Beim Besuch der Westend-Synagoge zum Sabbat-Beginn zeigte sich, dass jüdisches Leben heute wieder stattfindet: 7000 jüdische Mitglieder hat die Frankfurter Gemeinde inzwischen wieder, ein wesentlicher Teil davon zog aus der ehemaligen Sowjetunion nach Deutschland. Im Gespräch mit jungen Gemeindemitgliedern zeigte sich, dass jüdisches Leben sich auf vielfältige Art und Weise vom Leben in Israel unterscheidet: Kosheres Essen ist in Frankfurt erhältlich, im übrigen Deutschland sonst kaum zu bekommen, in Israel aber eine Selbstverständlichkeit. Klimaanlagen gibt es in Deutschland wenig, dafür ist der ÖPNV viel besser ausgebaut. Tragen von jüdischen Symbolen ist in Deutschland gefährlich, in Israel nicht. Sicherheit bezieht sich auf einen selbst oder das persönliche Umfeld anstatt auf das gesamte Land. Überlegungen, die für die jungen Buxtehuder eine gänzlich neue Erfahrung darstellten.
Auch während des Programms war die Sicherheitslage ein allgegenwärtiges Thema: Als die Gruppe in Frankfurt ankam, war gerade erst eine Gruppe Jugendlicher im Norden Israels bei einem Raketenangriff ums Leben gekommen. Am zweiten Tag gelang die Liquidierung von hochrangigen Terroristen von Hamas und Hisbollah, am Tag darauf bereitete sich Israel auf einen Gegenangriff vor. In der Folge stornierten amerikanische und deutsche Airlines alle Flüge nach Tel Aviv und die Rückreise war plötzlich gefährdet.
Wegen oder trotz der ungewöhnlichen Situation war der diesjährige Jugendaustausch eine Bereicherung und einmalige Erfahrung für die Teilnehmenden. Highlights der Jugendlichen waren das Erlebnisbad Miramar, eines der größten Rutschen-Schwimmbäder Deutschlands, und die Wanderung durch den Wald zum Goetheturm, wobei der Wald die eigentliche Attraktion war. Nach der deutsch-israelischen Woche in Frankfurt bleiben neue Freundschaften, schöne Erinnerungen an eine deutsch-israelische Woche in Frankfurt und ein paar Brocken der anderen Sprache Dank der morgendlichen deutsch-hebräischen Sprachspiele.
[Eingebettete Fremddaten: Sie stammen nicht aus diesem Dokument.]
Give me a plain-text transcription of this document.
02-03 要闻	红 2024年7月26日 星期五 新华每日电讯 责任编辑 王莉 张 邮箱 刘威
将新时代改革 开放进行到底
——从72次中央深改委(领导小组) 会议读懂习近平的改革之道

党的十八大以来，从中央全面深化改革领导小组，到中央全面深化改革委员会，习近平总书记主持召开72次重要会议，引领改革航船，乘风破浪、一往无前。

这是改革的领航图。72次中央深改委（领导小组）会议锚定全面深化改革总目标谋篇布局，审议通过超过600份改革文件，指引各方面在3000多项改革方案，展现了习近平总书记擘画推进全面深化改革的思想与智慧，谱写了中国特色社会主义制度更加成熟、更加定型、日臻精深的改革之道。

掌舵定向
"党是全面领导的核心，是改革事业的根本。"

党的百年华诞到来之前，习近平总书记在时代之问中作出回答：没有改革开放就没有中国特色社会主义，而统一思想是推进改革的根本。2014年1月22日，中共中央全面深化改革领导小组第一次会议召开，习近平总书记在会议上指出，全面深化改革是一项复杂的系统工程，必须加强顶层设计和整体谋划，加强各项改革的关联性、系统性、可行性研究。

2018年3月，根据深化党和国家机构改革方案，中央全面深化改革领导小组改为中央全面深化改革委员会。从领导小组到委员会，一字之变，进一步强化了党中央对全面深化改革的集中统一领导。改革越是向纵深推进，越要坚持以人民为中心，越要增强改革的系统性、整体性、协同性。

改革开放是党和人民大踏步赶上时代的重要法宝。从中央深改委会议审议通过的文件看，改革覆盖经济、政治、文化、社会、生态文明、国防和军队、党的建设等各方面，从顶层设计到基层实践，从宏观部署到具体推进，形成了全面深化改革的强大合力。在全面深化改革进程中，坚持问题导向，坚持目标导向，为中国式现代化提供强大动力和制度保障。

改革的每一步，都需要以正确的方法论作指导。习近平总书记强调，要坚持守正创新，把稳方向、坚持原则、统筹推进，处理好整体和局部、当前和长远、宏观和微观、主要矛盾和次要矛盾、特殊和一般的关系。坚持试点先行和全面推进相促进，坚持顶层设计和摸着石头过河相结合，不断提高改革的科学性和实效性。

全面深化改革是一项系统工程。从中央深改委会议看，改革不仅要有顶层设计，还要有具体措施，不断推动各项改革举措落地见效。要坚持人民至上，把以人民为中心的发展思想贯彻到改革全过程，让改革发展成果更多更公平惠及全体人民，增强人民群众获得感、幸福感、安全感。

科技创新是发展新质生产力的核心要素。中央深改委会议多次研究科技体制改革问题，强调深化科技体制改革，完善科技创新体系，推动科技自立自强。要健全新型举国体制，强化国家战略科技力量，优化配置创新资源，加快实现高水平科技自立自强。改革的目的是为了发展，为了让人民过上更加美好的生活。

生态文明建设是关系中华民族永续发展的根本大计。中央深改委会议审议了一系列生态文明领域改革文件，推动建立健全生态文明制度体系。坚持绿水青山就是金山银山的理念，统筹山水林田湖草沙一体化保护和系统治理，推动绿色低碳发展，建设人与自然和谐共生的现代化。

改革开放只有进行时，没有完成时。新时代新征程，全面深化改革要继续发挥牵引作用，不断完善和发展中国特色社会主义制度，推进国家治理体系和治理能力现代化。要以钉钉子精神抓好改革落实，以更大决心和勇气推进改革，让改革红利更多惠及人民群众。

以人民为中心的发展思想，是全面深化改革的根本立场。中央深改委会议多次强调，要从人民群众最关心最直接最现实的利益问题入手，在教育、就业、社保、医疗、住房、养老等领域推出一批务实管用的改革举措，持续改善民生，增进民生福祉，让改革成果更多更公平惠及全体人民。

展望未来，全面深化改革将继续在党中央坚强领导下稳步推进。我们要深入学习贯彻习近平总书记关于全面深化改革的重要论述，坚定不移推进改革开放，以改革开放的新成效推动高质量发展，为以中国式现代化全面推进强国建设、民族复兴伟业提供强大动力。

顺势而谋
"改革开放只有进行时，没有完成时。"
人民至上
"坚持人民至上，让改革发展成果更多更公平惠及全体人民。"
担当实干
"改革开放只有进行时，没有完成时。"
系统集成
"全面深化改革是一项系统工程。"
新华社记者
Bereits seit zehn Jahren engagiert sich der Buxtehuder Jugendring im Austausch mit Israel. Aus dem Jugendaustausch ist die Buxtehuder Arbeitsgemeinschaft der Deutsch-Israelischen Gesellschaft hervorgegangen, die sich insbesondere als Ehemaligen-Netzwerk versteht. Partner in Israel ist das Community Center East Netanya (Matnasgan). Gefördert wird die Jugendbegegnung von ConAct, dem Koordinierungszentrum für den Deutsch-Israelischen Jugendaustausch, sowie von den lokalen Jugendpflegen.